If yes to all three, you are in great shape on the US-Greece stack. The remaining work is misclassification hygiene over time.

Want to skip the assembly entirely? See how Omnivoo Contract Management handles Greek contractors end to end, or talk to our team about your specific setup. This guide is general information, not tax or legal advice.

Is there a US-Greece tax treaty in force?
Yes. Greece appears on the IRS list of United States income tax treaties A to Z, and the IRS Greece tax treaty documents page lists an income tax treaty dated 1950. For a contractor who performs all work in Greece, the income is already foreign source and not subject to US withholding, so the treaty matters mainly for the edge cases where US source income is involved, such as days physically worked inside the US. The contractor's Greek accountant identifies the correct treaty article when one is needed.
Do I need to withhold US tax when paying a Greek contractor?
Generally no, provided the contractor performs all services in Greece and provides a valid W-8BEN. Under the IRS source of income rule, the place where the personal services are performed determines the source of the income, regardless of where the contract was made or where payment is made. Services performed outside the United States by a nonresident alien are foreign source income, which is not subject to US withholding. The treaty matters only when US source income is involved.
What is an AFM and why does my contractor use it?
AFM (Arithmos Forologikou Mitroou) is the Greek tax registration number issued by the AADE, the Independent Authority for Public Revenue. A Greek freelancer registers their activity with the AADE, receives an AFM, and issues invoices to clients. As the US payer you receive the contractor's invoice and keep it in your packet alongside the W-8BEN and the services agreement. You do not need to operate inside the Greek system.
Does the Greek contractor charge FPA (VAT) on the invoice?
Greece's standard FPA (Foros Prostithemenis Axias, the Greek VAT) rate is 24 percent according to the AADE. For services supplied to a US business customer, the place of supply under the EU VAT rules that Greece follows is generally where the customer is established, meaning the supply falls outside the scope of Greek VAT. The contractor issues an invoice marked as outside scope or reverse charge, and you do not pay Greek VAT on it. Confirm the contractor's specific status with their accountant.
Does myDATA apply to my cross-border invoice?
myDATA is the AADE digital platform Greek businesses use to report invoice and accounting data. It is a domestic Greek reporting and e-invoicing obligation that the contractor handles for their own records. As a foreign customer you do not file anything in myDATA. Your contractor still issues you a normal invoice. Confirm the format with the contractor's accountant.
What about Greek social contributions?
A self-employed person in Greece registers with and pays social contributions to e-EFKA, the Greek social security agency. These are the contractor's own obligation.
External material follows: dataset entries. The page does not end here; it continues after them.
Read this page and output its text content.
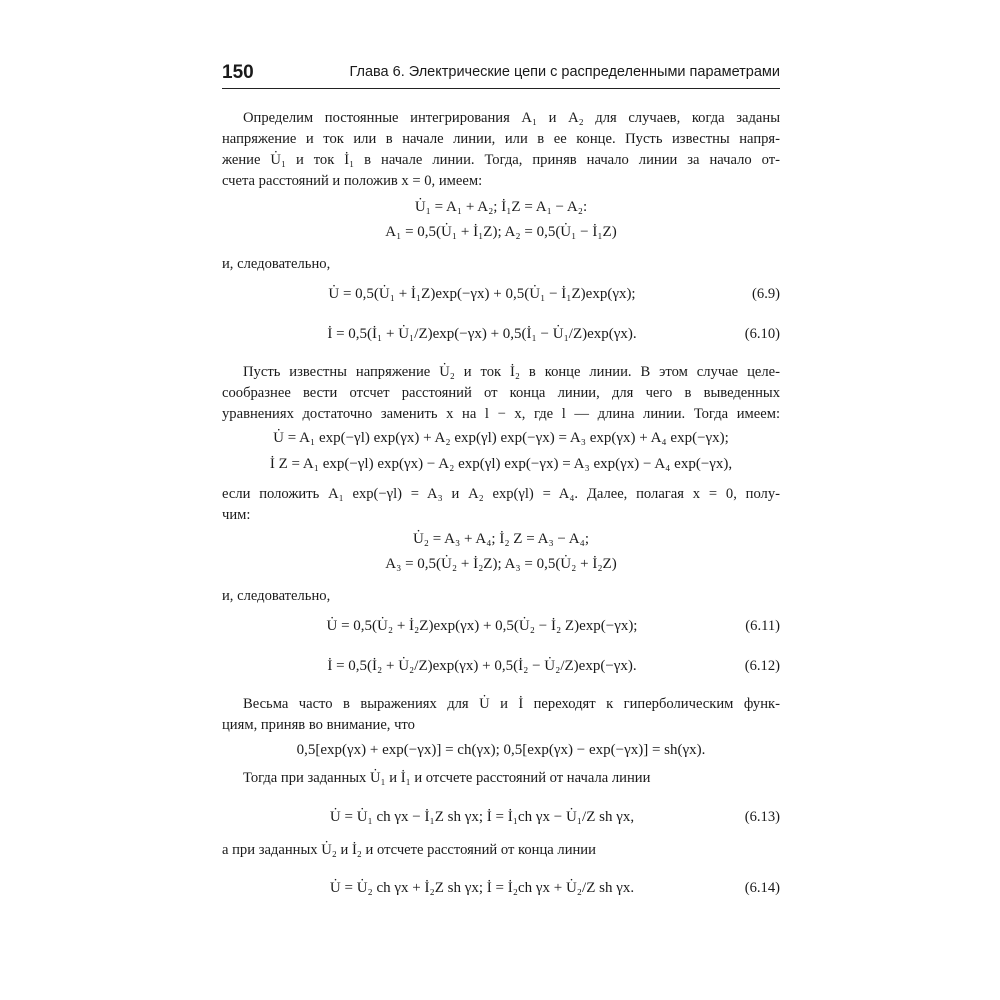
150	Глава 6. Электрические цепи с распределенными параметрами
Определим постоянные интегрирования A₁ и A₂ для случаев, когда заданы
напряжение и ток или в начале линии, или в ее конце. Пусть известны напря-
жение U̇₁ и ток İ₁ в начале линии. Тогда, приняв начало линии за начало от-
счета расстояний и положив x = 0, имеем:
U̇₁ = A₁ + A₂; İ₁Z = A₁ − A₂:
A₁ = 0,5(U̇₁ + İ₁Z); A₂ = 0,5(U̇₁ − İ₁Z)
и, следовательно,
U̇ = 0,5(U̇₁ + İ₁Z)exp(−γx) + 0,5(U̇₁ − İ₁Z)exp(γx);	(6.9)
İ = 0,5(İ₁ + U̇₁/Z)exp(−γx) + 0,5(İ₁ − U̇₁/Z)exp(γx).	(6.10)
Пусть известны напряжение U̇₂ и ток İ₂ в конце линии. В этом случае целе-
сообразнее вести отсчет расстояний от конца линии, для чего в выведенных
уравнениях достаточно заменить x на l − x, где l — длина линии. Тогда имеем:
U̇ = A₁ exp(−γl) exp(γx) + A₂ exp(γl) exp(−γx) = A₃ exp(γx) + A₄ exp(−γx);
İ Z = A₁ exp(−γl) exp(γx) − A₂ exp(γl) exp(−γx) = A₃ exp(γx) − A₄ exp(−γx),
если положить A₁ exp(−γl) = A₃ и A₂ exp(γl) = A₄. Далее, полагая x = 0, полу-
чим:
U̇₂ = A₃ + A₄; İ₂ Z = A₃ − A₄;
A₃ = 0,5(U̇₂ + İ₂Z); A₃ = 0,5(U̇₂ + İ₂Z)
и, следовательно,
U̇ = 0,5(U̇₂ + İ₂Z)exp(γx) + 0,5(U̇₂ − İ₂ Z)exp(−γx);	(6.11)
İ = 0,5(İ₂ + U̇₂/Z)exp(γx) + 0,5(İ₂ − U̇₂/Z)exp(−γx).	(6.12)
Весьма часто в выражениях для U̇ и İ переходят к гиперболическим функ-
циям, приняв во внимание, что
0,5[exp(γx) + exp(−γx)] = ch(γx); 0,5[exp(γx) − exp(−γx)] = sh(γx).
Тогда при заданных U̇₁ и İ₁ и отсчете расстояний от начала линии
U̇ = U̇₁ ch γx − İ₁Z sh γx; İ = İ₁ch γx − U̇₁/Z sh γx,	(6.13)
а при заданных U̇₂ и İ₂ и отсчете расстояний от конца линии
U̇ = U̇₂ ch γx + İ₂Z sh γx; İ = İ₂ch γx + U̇₂/Z sh γx.	(6.14)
You as the US client do not pay or contribute to e-EFKA and have no Greek social security reporting obligation for an independent contractor.
What is the cleanest way to pay a Greek contractor in 2026?
Greece is in the euro area and part of SEPA, so EUR transfers are fast and cheap. Use a provider that lands EUR via SEPA into the contractor's Greek bank account, or one that converts USD to EUR at a fair rate. Wise and Payoneer are widely used. A US bank SWIFT wire works too but loses 2 to 4 percent to FX margin.
Is this tax or legal advice?
No. This guide is general information, not tax or legal advice. Treaty positions, FPA treatment, and the contractor's registration depend on their specific status. Confirm details with a qualified US tax advisor and the contractor's Greek accountant.